Lyft Stock Soars Thanks to a Positive Earnings Report

The company cut its losses and increased revenue during the second quarter. 

Shares of Lyft have been on a bumpy ride since its March IPO. That continued this week when the company released its earnings report. Overall, the earnings report wasn’t bad and Lyft loss less money than investors were expecting. 

Lyft’s shares jumped 11% after the company raised its full-year guidance. Here is an overview of the company’s earnings report versus what Wall Street expected:

  • Revenue: $867.3 million versus the $809 million expected by analysts 
  • Losses: Lost $644.2 million versus $1.14 billion a quarter earlier  
  • Guidance: Increased revenue range to $3.47 billion to $3.5 billion from $3.275 billion to $3.3 billion

An overview of the earnings report

Overall, the earnings report delivered some much-needed good news for investors who were starting to grow wary when it came to the stock. Here are some of the main takeaways from Lyft’s second-quarter results:

  • Lyft’s pricing war with Uber is easing: Lyft’s earnings report even gave its competitor Uber a boost. The company’s shares were up 4% in after-hours trading. This is mostly thanks to Lyft telling investors that its pricing war with Uber is easing up. 
  • The company is ending its lock-up period: The company recently filed with the SEC to have its lock-up period end a month ahead of schedule. This will end on Aug. 19 and 257.6 million shares will be eligible for trading. Lyft’s stock did dip slightly after investors learned about this news. 
  • The average price per rider is up: During this past quarter, Lyft had more than 21.8 million active riders. And of these riders, the average ticket price came to $39.77 each, which is up from $37.86 during the previous quarter. 

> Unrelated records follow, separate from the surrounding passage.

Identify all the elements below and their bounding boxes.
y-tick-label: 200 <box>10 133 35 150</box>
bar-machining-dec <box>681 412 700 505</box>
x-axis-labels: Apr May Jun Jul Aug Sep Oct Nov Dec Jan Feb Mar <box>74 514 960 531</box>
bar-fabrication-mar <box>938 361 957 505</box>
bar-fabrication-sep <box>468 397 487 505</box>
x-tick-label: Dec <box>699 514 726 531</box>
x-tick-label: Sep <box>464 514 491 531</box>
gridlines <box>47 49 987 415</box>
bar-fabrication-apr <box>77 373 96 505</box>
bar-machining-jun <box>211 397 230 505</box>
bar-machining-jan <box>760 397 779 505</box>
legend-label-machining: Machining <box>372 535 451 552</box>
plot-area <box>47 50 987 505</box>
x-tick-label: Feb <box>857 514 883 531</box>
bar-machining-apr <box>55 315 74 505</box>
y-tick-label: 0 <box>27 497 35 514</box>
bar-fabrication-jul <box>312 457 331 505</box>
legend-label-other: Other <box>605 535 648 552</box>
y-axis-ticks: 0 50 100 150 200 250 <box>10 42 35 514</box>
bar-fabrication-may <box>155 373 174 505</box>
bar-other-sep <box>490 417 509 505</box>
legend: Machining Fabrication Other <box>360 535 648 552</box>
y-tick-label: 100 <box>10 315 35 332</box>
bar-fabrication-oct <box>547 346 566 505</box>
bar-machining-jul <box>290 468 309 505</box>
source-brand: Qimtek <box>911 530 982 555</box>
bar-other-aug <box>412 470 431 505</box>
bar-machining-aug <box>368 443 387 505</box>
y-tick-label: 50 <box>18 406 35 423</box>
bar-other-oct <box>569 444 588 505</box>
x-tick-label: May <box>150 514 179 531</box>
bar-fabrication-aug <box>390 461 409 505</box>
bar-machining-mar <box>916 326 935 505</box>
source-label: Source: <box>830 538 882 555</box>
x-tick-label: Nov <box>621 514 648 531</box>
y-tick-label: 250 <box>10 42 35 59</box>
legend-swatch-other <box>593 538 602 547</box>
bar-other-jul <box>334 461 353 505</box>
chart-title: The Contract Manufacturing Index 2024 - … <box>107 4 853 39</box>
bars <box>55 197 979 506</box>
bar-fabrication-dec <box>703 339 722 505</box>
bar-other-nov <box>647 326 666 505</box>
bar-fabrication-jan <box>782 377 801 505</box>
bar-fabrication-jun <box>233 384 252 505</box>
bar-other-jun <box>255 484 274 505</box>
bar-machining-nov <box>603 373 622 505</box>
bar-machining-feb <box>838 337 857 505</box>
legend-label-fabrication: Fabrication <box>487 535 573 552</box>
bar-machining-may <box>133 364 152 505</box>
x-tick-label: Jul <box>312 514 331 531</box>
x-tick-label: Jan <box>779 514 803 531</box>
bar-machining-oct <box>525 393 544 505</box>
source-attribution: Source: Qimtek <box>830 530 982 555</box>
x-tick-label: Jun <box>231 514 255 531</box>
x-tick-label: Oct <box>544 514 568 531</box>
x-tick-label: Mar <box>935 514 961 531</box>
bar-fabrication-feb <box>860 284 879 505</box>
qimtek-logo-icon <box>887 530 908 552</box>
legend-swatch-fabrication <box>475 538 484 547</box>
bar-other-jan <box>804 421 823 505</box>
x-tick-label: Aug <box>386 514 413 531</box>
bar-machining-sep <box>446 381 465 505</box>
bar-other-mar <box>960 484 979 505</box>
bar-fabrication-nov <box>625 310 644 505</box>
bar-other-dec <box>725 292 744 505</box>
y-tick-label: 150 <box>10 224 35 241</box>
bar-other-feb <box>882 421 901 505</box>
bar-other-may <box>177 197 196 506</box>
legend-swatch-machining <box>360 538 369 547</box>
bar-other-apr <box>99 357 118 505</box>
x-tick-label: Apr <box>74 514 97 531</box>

Long-term concerns about the company persist

However, Lyft still has many ongoing headwinds it will need to deal with in the coming years. The company continues to lose a lot of money and doesn’t have a clear path to profitability.

But the company could benefit from changing consumer trends. According to the company, many consumers are shifting from owning vehicles to relying on transportation services. Lyft said that 35% of its customers don’t own a vehicle.

And it is a positive sign that the company’s guidance for these losses seems to be improving. However, Lyft will has a lot to prove to investors in the coming year.